Ngatai’s children are similarly acclimatised. “When we’re creating for big projects, I’ve got many pictures of them falling asleep on the floor while we’re doing what we do in the studio.” For Ngatai and Saffronn, passing art on to their tamariki is a responsibility and a privilege. “Just as these gifts were handed down to us, we create that space to hand them on to our kids.” This means that generationally “Things are not separate or cut off or frozen, it’s a continuum.” The couple often include their children in art collective discussions. Ngatai explains, “it’s not necessarily a direct teaching, but it’s the immersion of the next generation in what we do that comes out later on in their creative journey.”
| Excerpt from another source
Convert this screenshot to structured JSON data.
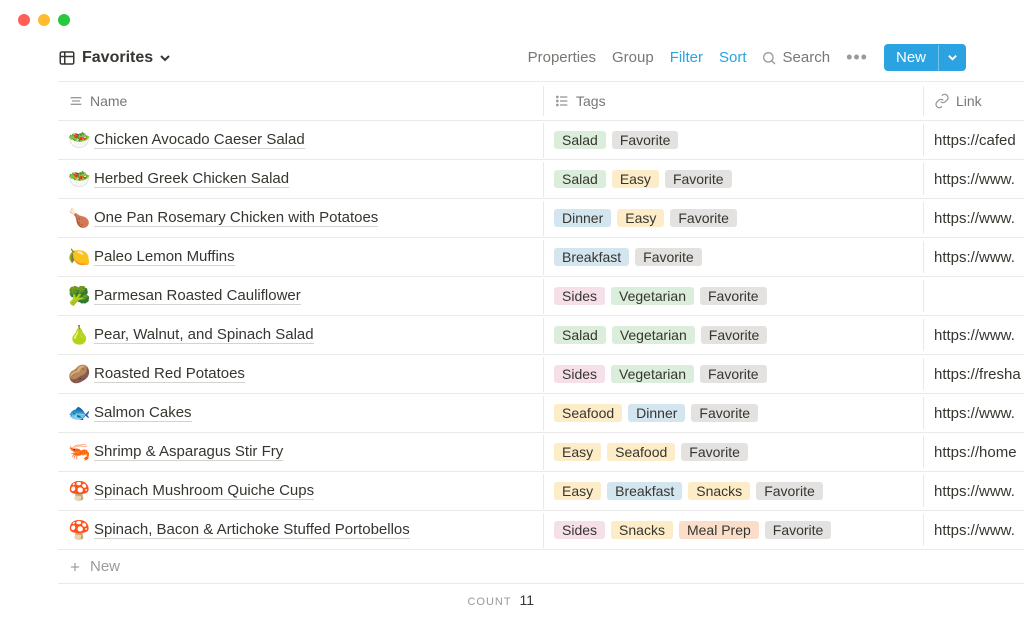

Ngatai Taepa, Mango-tu, 2013. Ngatai Taepa, Ka Marama, 2007.
Photos by Alex Efimoff. Images courtesy of Pataka Art + Museum and Page Galleries
In the spirit of kotahitanga, the Taepa family shares the credit for their successes with each other and with their teachers. “There have been many people who have helped me get to where I am, and that includes my sons and their mother,” says Wi. “It also stemmed from my parents and aunties and uncles, the way they brought us up, as a family.”
Kereama is bashful about his own contributions but immensely proud of his brother and father. “The years they’ve contributed to Toi Māori, as well as teaching young minds for many years. It’s quite significant and pretty huge. All I can feel is lots of pride.”
Ngatai is equally humble. “It’s a privilege to do what we do, and as a family, we’re quite conscious of that. What I hope we bring is a respect to the art form, to other practitioners, and to the community.”
Despite Wi’s trailblazing success as an artist, he is proudest as a father. “We used to have a ‘father and sons’ exhibition”, he says laughing, “now, I think we’ll have a ‘sons and father’ exhibition.”
Ka mau te wehi, e te whānau o ngā toi ataata.